LA NOVITÀ
Gorizia digitalizza la gestione delle opere pubbliche, arriva negli uffici tecnici il modello ‘Bim’
Lo strumento, approvato con delibera di giunta, collega tutte le informazioni utili sulle opere cittadine creandone ‘gemelli digitali’. Filisetti, «benefici concreti su costi, tempi e qualità della progettazione».
Il Comune di Gorizia si prepara ad una maggiore digitalizzazione delle modalità di gestione delle opere pubbliche e del settore costruzioni, dalla fase progettuale a quella di manutenzione. La giunta comunale ha infatti approvato l’”Atto organizzativo per l’implementazione del metodo di gestione informativa digitale delle costruzioni”, dando così corso agli obblighi normativi previsti a livello regionale e nazionale in materia di Contratti Pubblici.
Negli uffici tecnici del Municipio arriva dunque il BIM – Building Information Modeling, un unico ambiente informatico che raccoglie e collega tutte le informazioni utili di un progetto, dalle dimensioni ai materiali, dai costi ai tempi di realizzazione, fino ai dati necessari per la manutenzione nel corso degli anni. Lo strumento va così a creare una sorta di “gemello digitale” delle opere della città: scuole, edifici comunali, strade, impianti sportivi.
Con la delibera di recente adozione sono stati approvati l’atto di organizzazione, il Piano di formazione specifica del personale e il Piano di acquisizione e manutenzione degli strumenti hardware e software, che consentiranno al Comune di procedere organicamente e con strumenti adeguati all’attuazione del nuovo modello.
«Per una realtà come Gorizia, che possiede un patrimonio edilizio pubblico articolato e in parte storico, il BIM rappresenta una grande opportunità – spiega l’assessore ai lavori pubblici Sarah Filisetti - non si tratta solo di introdurre una nuova tecnologia, ma di adottare un vero e proprio cambio di metodo: si passa da tavole e documenti separati a un sistema coordinato e sempre aggiornato, che consente ai tecnici comunali di avere una visione completa dei progetti fin dalle prime fasi».
Tra i vantaggi che ne derivano, cita Filisetti, vi sono il «poter individuare in anticipo eventuali criticità, ridurre gli errori di progettazione e limitare le varianti in corso d’opera, con benefici concreti in termini di tempi, costi e qualità delle realizzazioni», nonché una maggiore chiarezza e verificabilità di progetti, costi e computi utile ad agevolare i processi decisionali.

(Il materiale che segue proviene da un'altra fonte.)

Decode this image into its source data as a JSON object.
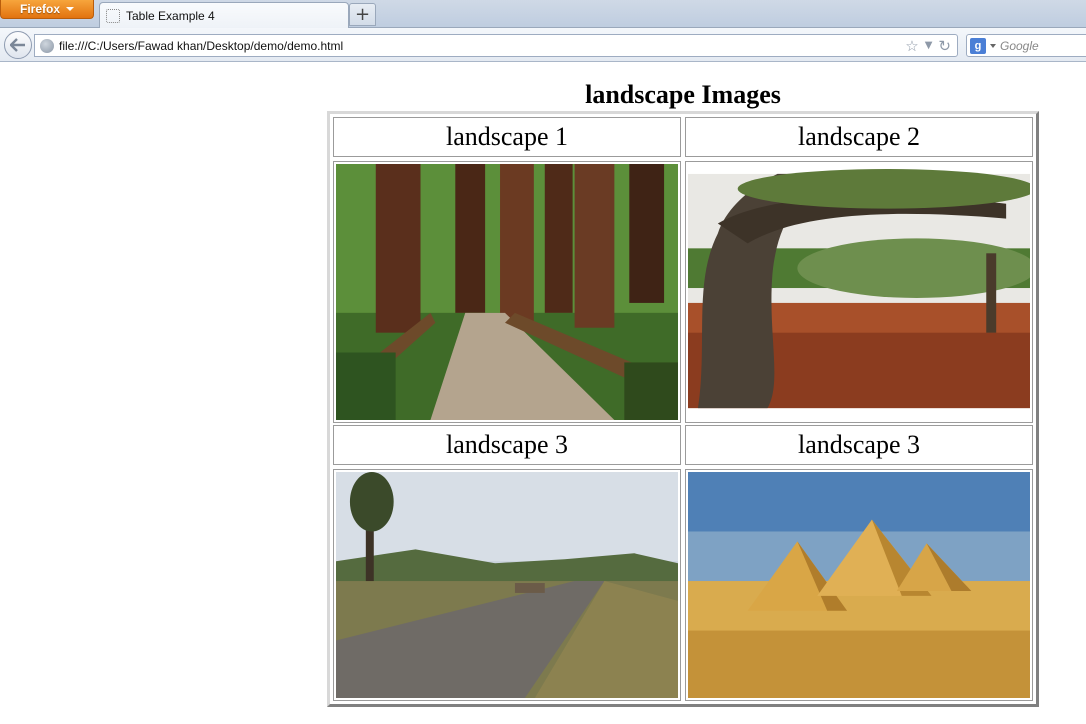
{
  "browser": {
    "app_button_label": "Firefox",
    "tab_title": "Table Example 4",
    "new_tab_label": "+",
    "url": "file:///C:/Users/Fawad khan/Desktop/demo/demo.html",
    "search_engine_letter": "g",
    "search_placeholder": "Google"
  },
  "page": {
    "caption": "landscape Images",
    "headers": [
      "landscape 1",
      "landscape 2",
      "landscape 3",
      "landscape 3"
    ]
  }
}
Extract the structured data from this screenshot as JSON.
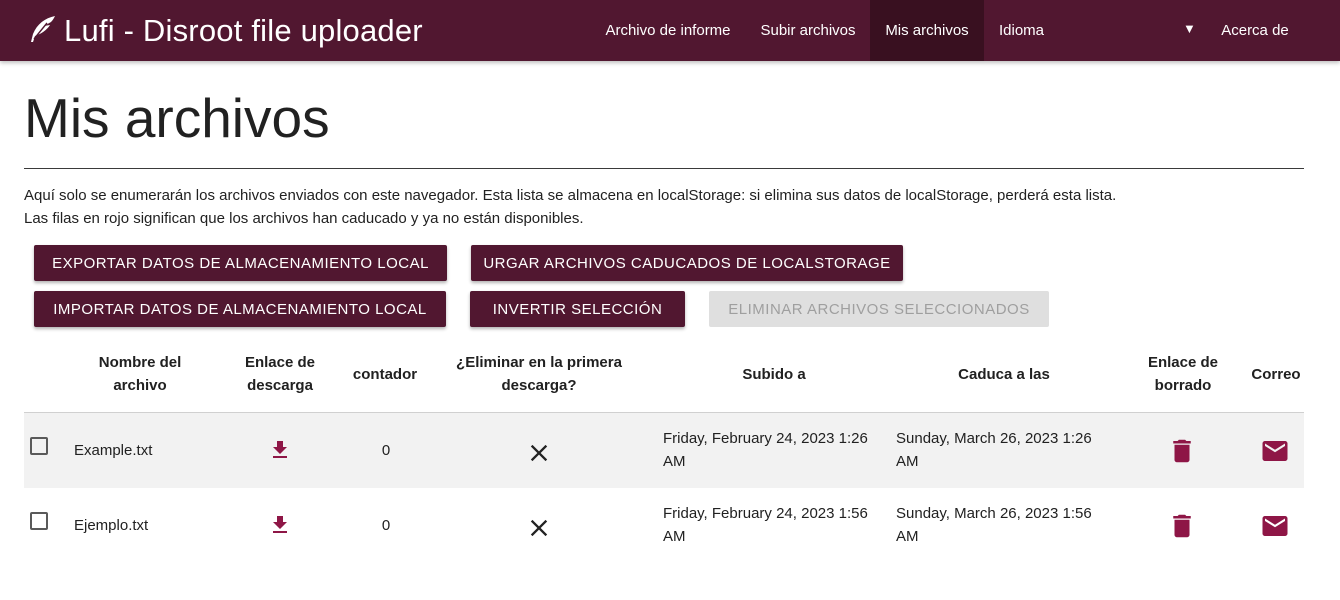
{
  "nav": {
    "brand": "Lufi - Disroot file uploader",
    "items": [
      {
        "label": "Archivo de informe"
      },
      {
        "label": "Subir archivos"
      },
      {
        "label": "Mis archivos",
        "active": true
      },
      {
        "label": "Acerca de"
      }
    ],
    "language": {
      "label": "Idioma",
      "caret": "▼"
    }
  },
  "page": {
    "title": "Mis archivos",
    "info_line1": "Aquí solo se enumerarán los archivos enviados con este navegador. Esta lista se almacena en localStorage: si elimina sus datos de localStorage, perderá esta lista.",
    "info_line2": "Las filas en rojo significan que los archivos han caducado y ya no están disponibles."
  },
  "buttons": {
    "export": "Exportar datos de almacenamiento local",
    "purge": "Urgar archivos caducados de localStorage",
    "import": "Importar datos de almacenamiento local",
    "invert": "Invertir selección",
    "delete_selected": "Eliminar archivos seleccionados"
  },
  "table": {
    "headers": {
      "name": [
        "Nombre del",
        "archivo"
      ],
      "download": [
        "Enlace de",
        "descarga"
      ],
      "counter": "contador",
      "delete_first": [
        "¿Eliminar en la primera",
        "descarga?"
      ],
      "uploaded": "Subido a",
      "expires": "Caduca a las",
      "deletion_link": [
        "Enlace de",
        "borrado"
      ],
      "mail": "Correo"
    },
    "rows": [
      {
        "name": "Example.txt",
        "counter": "0",
        "uploaded": [
          "Friday, February 24, 2023 1:26",
          "AM"
        ],
        "expires": [
          "Sunday, March 26, 2023 1:26",
          "AM"
        ]
      },
      {
        "name": "Ejemplo.txt",
        "counter": "0",
        "uploaded": [
          "Friday, February 24, 2023 1:56",
          "AM"
        ],
        "expires": [
          "Sunday, March 26, 2023 1:56",
          "AM"
        ]
      }
    ]
  },
  "colors": {
    "brand": "#511730",
    "active_nav": "#391020",
    "icon_accent": "#8e1646",
    "row_shade": "#f2f2f2"
  },
  "icons": {
    "brand": "feather-icon",
    "download": "download-icon",
    "delete_first": "close-icon",
    "deletion": "trash-icon",
    "mail": "mail-icon"
  }
}
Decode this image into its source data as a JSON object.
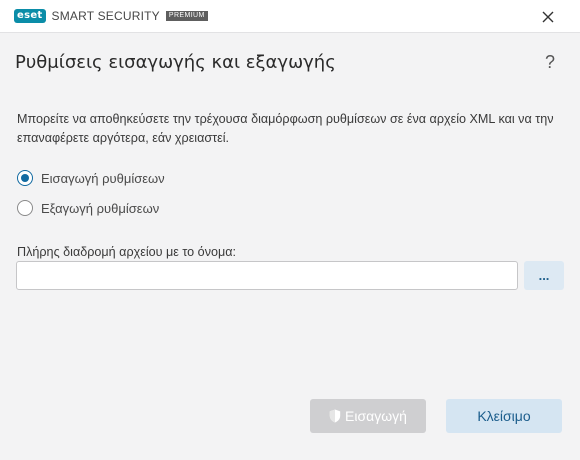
{
  "titlebar": {
    "brand_badge": "eset",
    "product_name": "SMART SECURITY",
    "edition": "PREMIUM"
  },
  "page": {
    "title": "Ρυθμίσεις εισαγωγής και εξαγωγής",
    "help": "?",
    "description": "Μπορείτε να αποθηκεύσετε την τρέχουσα διαμόρφωση ρυθμίσεων σε ένα αρχείο XML και να την επαναφέρετε αργότερα, εάν χρειαστεί."
  },
  "options": {
    "import_label": "Εισαγωγή ρυθμίσεων",
    "export_label": "Εξαγωγή ρυθμίσεων",
    "selected": "import"
  },
  "file_path": {
    "label": "Πλήρης διαδρομή αρχείου με το όνομα:",
    "value": "",
    "browse_label": "..."
  },
  "buttons": {
    "import_label": "Εισαγωγή",
    "import_enabled": false,
    "close_label": "Κλείσιμο"
  },
  "colors": {
    "accent": "#126aa1",
    "brand": "#0b8da8",
    "secondary_button_bg": "#d5e5f2",
    "disabled_button_bg": "#cfcfd1"
  },
  "icons": {
    "close": "close-icon",
    "shield": "shield-icon"
  }
}
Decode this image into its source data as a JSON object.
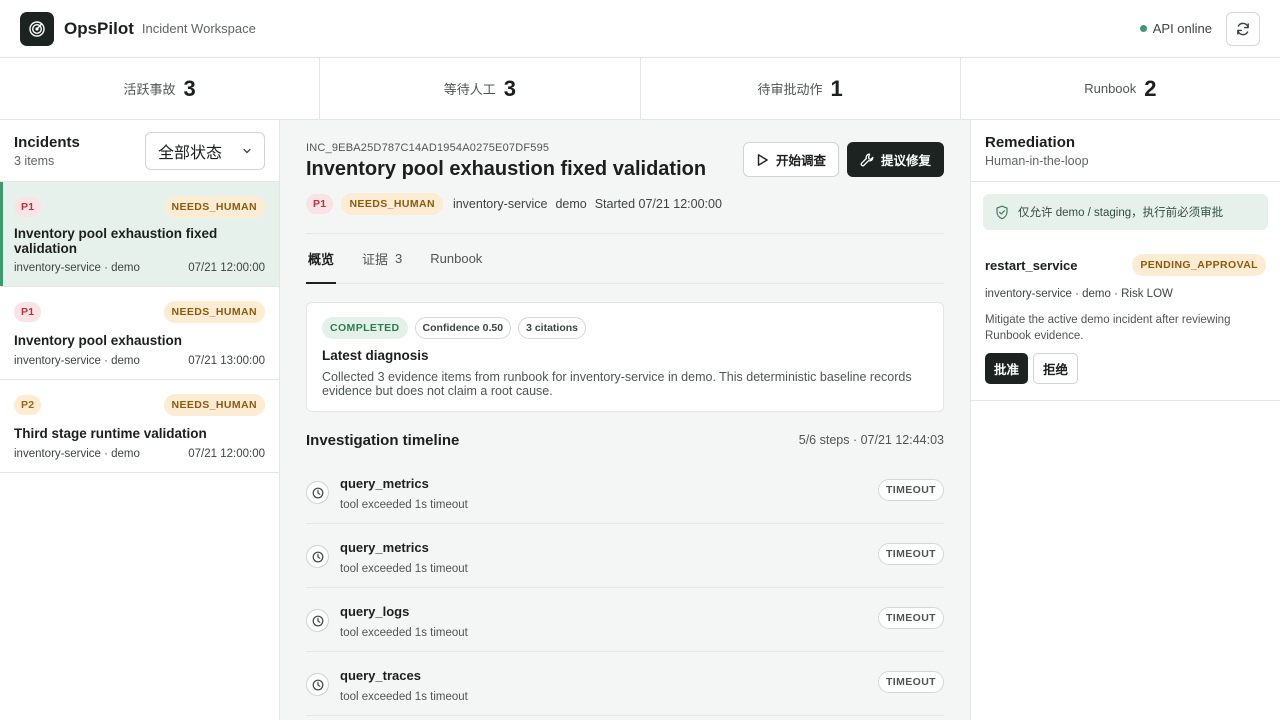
{
  "header": {
    "brand": "OpsPilot",
    "workspace": "Incident Workspace",
    "api_status": "API online",
    "api_status_color": "#3f9a6a",
    "logo_icon": "spiral-logo-icon",
    "refresh_icon": "refresh-icon"
  },
  "stats": [
    {
      "label": "活跃事故",
      "value": "3"
    },
    {
      "label": "等待人工",
      "value": "3"
    },
    {
      "label": "待审批动作",
      "value": "1"
    },
    {
      "label": "Runbook",
      "value": "2"
    }
  ],
  "incidents_panel": {
    "title": "Incidents",
    "count": "3 items",
    "filter_value": "全部状态",
    "items": [
      {
        "priority": "P1",
        "status": "NEEDS_HUMAN",
        "title": "Inventory pool exhaustion fixed validation",
        "meta": "inventory-service · demo",
        "time": "07/21 12:00:00"
      },
      {
        "priority": "P1",
        "status": "NEEDS_HUMAN",
        "title": "Inventory pool exhaustion",
        "meta": "inventory-service · demo",
        "time": "07/21 13:00:00"
      },
      {
        "priority": "P2",
        "status": "NEEDS_HUMAN",
        "title": "Third stage runtime validation",
        "meta": "inventory-service · demo",
        "time": "07/21 12:00:00"
      }
    ]
  },
  "detail": {
    "id": "INC_9EBA25D787C14AD1954A0275E07DF595",
    "title": "Inventory pool exhaustion fixed validation",
    "priority": "P1",
    "status": "NEEDS_HUMAN",
    "service": "inventory-service",
    "env": "demo",
    "started": "Started 07/21 12:00:00",
    "start_button": "开始调查",
    "suggest_button": "提议修复",
    "tabs": [
      {
        "label": "概览",
        "count": ""
      },
      {
        "label": "证据",
        "count": "3"
      },
      {
        "label": "Runbook",
        "count": ""
      }
    ],
    "diagnosis": {
      "state": "COMPLETED",
      "confidence": "Confidence 0.50",
      "citations": "3 citations",
      "title": "Latest diagnosis",
      "text": "Collected 3 evidence items from runbook for inventory-service in demo. This deterministic baseline records evidence but does not claim a root cause."
    },
    "timeline": {
      "title": "Investigation timeline",
      "meta": "5/6 steps · 07/21 12:44:03",
      "steps": [
        {
          "name": "query_metrics",
          "desc": "tool exceeded 1s timeout",
          "status": "TIMEOUT"
        },
        {
          "name": "query_metrics",
          "desc": "tool exceeded 1s timeout",
          "status": "TIMEOUT"
        },
        {
          "name": "query_logs",
          "desc": "tool exceeded 1s timeout",
          "status": "TIMEOUT"
        },
        {
          "name": "query_traces",
          "desc": "tool exceeded 1s timeout",
          "status": "TIMEOUT"
        }
      ]
    }
  },
  "remediation": {
    "title": "Remediation",
    "subtitle": "Human-in-the-loop",
    "notice": "仅允许 demo / staging，执行前必须审批",
    "action": {
      "name": "restart_service",
      "status": "PENDING_APPROVAL",
      "meta": "inventory-service · demo · Risk LOW",
      "desc": "Mitigate the active demo incident after reviewing Runbook evidence.",
      "approve": "批准",
      "reject": "拒绝"
    }
  }
}
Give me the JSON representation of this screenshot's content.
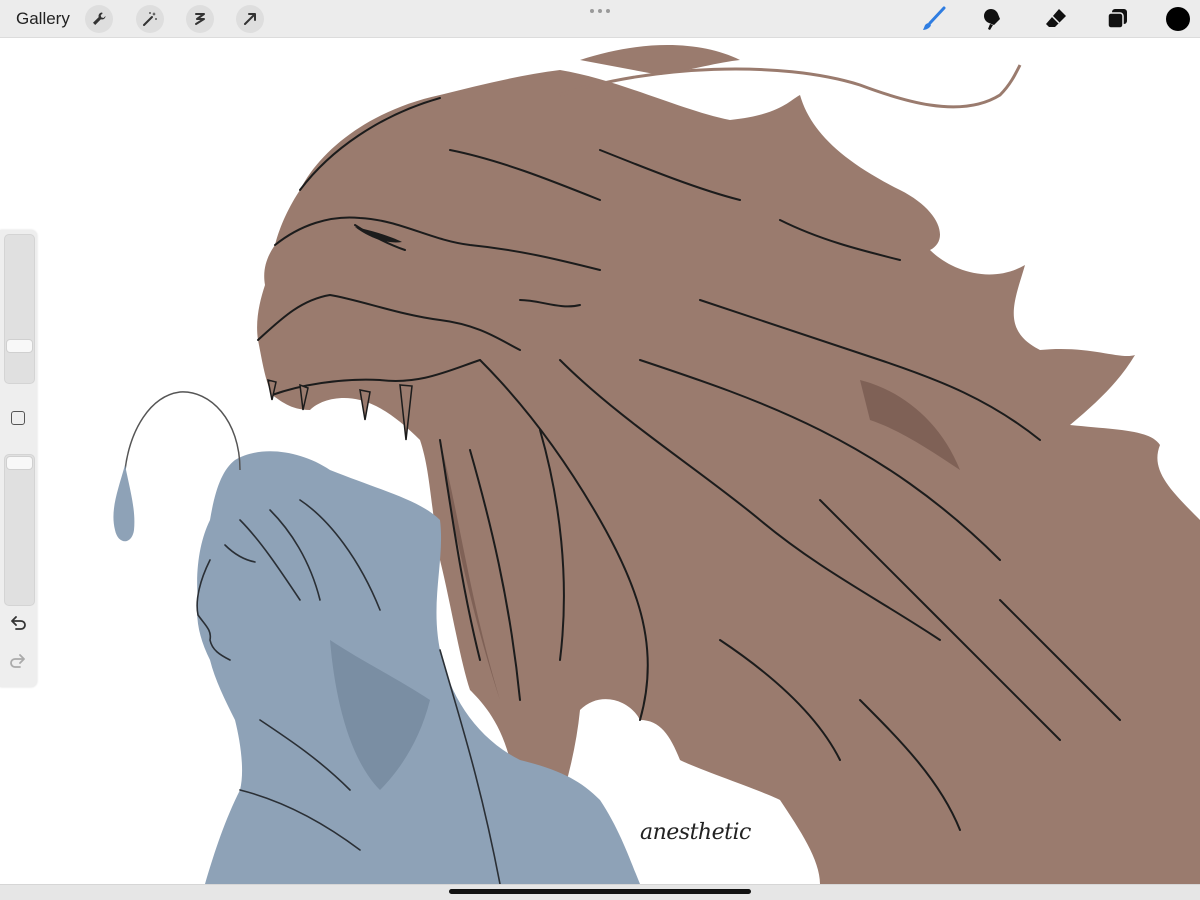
{
  "toolbar": {
    "gallery_label": "Gallery",
    "left_tools": [
      "wrench-icon",
      "magic-wand-icon",
      "selection-icon",
      "transform-arrow-icon"
    ],
    "right_tools": [
      "brush-icon",
      "smudge-icon",
      "eraser-icon",
      "layers-icon"
    ],
    "active_tool": "brush-icon",
    "accent_color": "#2f7de1",
    "current_color": "#000000"
  },
  "sidebar": {
    "size_slider_value": 0.78,
    "opacity_slider_value": 0.0,
    "undo_icon": "undo-icon",
    "redo_icon": "redo-icon"
  },
  "artwork": {
    "signature": "anesthetic",
    "colors": {
      "creature": "#9a7b6e",
      "creature_shadow": "#7f6156",
      "figure": "#8ea2b7",
      "figure_shadow": "#7a8ea3",
      "lineart": "#1c1c1c"
    }
  }
}
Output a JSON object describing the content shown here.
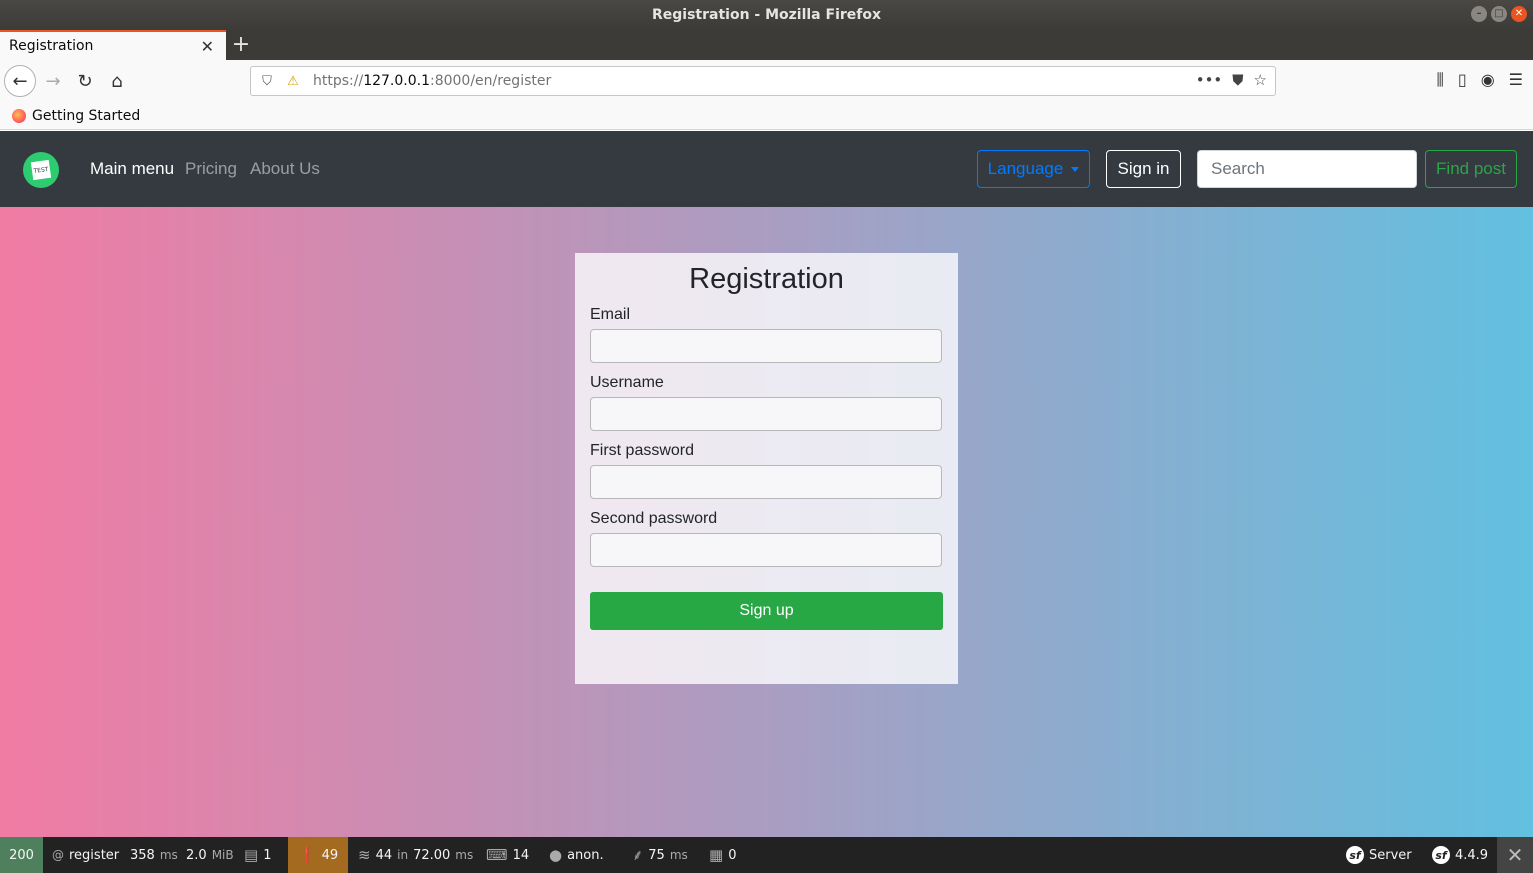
{
  "window": {
    "title": "Registration - Mozilla Firefox"
  },
  "browser": {
    "tab_title": "Registration",
    "url_scheme": "https://",
    "url_host": "127.0.0.1",
    "url_rest": ":8000/en/register",
    "bookmark": "Getting Started"
  },
  "nav": {
    "main_menu": "Main menu",
    "pricing": "Pricing",
    "about": "About Us",
    "language": "Language",
    "sign_in": "Sign in",
    "search_placeholder": "Search",
    "find_post": "Find post",
    "brand_text": "TEST"
  },
  "form": {
    "title": "Registration",
    "email_label": "Email",
    "username_label": "Username",
    "first_password_label": "First password",
    "second_password_label": "Second password",
    "submit": "Sign up"
  },
  "debug_toolbar": {
    "status": "200",
    "route": "register",
    "time_value": "358",
    "time_unit": "ms",
    "memory_value": "2.0",
    "memory_unit": "MiB",
    "logs": "1",
    "warnings": "49",
    "db_queries": "44",
    "db_in": "in",
    "db_time": "72.00",
    "db_unit": "ms",
    "translations": "14",
    "user": "anon.",
    "twig_time": "75",
    "twig_unit": "ms",
    "forms": "0",
    "server": "Server",
    "version": "4.4.9"
  },
  "colors": {
    "navbar_bg": "#343a40",
    "gradient_start": "#f17ba3",
    "gradient_end": "#62c0e0",
    "signup_button": "#28a745",
    "status_ok": "#4f805d",
    "warning": "#a46a1f"
  }
}
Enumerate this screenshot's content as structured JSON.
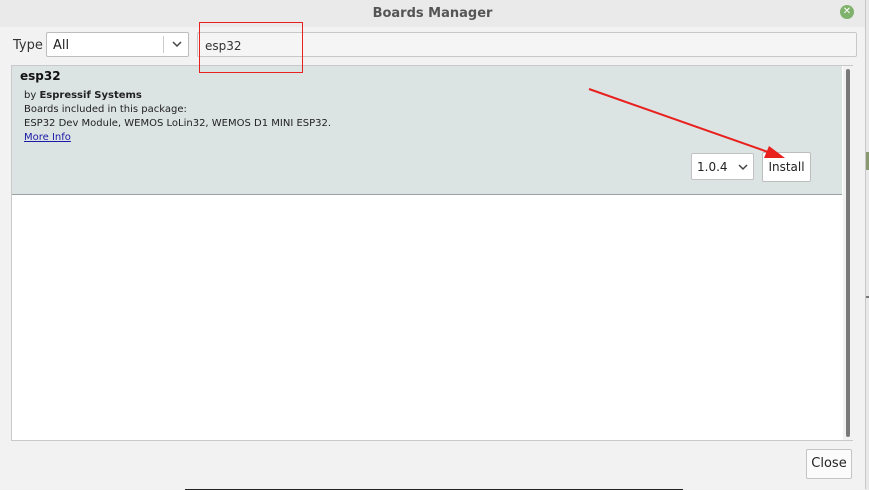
{
  "window": {
    "title": "Boards Manager"
  },
  "filter": {
    "type_label": "Type",
    "type_value": "All",
    "search_value": "esp32"
  },
  "packages": [
    {
      "name": "esp32",
      "by_prefix": "by",
      "author": "Espressif Systems",
      "included_label": "Boards included in this package:",
      "boards": "ESP32 Dev Module, WEMOS LoLin32, WEMOS D1 MINI ESP32.",
      "more_info": "More Info",
      "version": "1.0.4",
      "install_label": "Install"
    }
  ],
  "footer": {
    "close_label": "Close"
  },
  "annotations": {
    "color": "#e8201e"
  },
  "icons": {
    "window_close": "close-icon",
    "dropdown": "chevron-down-icon"
  }
}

Anche nelle gare d’appalto l’utilizzo del BIM permette di definire in modo più preciso le richieste a progettisti e imprese, riducendo margini di interpretazione e possibili contenziosi. Durante l’esecuzione dei lavori, inoltre, il modello digitale consente di monitorare l’avanzamento dei cantieri e di confrontare quanto previsto con quanto effettivamente realizzato, semplificando le attività di controllo e direzione. Una volta concluso il cantiere, il modello BIM resta a disposizione dell’amministrazione come un vero e proprio archivio digitale: una sorta di “libretto dell’edificio”, utile per programmare manutenzioni, interventi e adeguamenti nel tempo.
«Il Bim non sostituisce l’esperienza dei tecnici comunali, ma la valorizza, mettendola in rete attraverso strumenti moderni e condivisi – conclude l’assessore - per il Comune di Gorizia si tratta di una sfida già avviata e di una concreta occasione di modernizzazione della macchina amministrativa. Un passo avanti quindi verso una gestione più efficiente, trasparente e sostenibile delle opere pubbliche, a beneficio dell’intera comunità».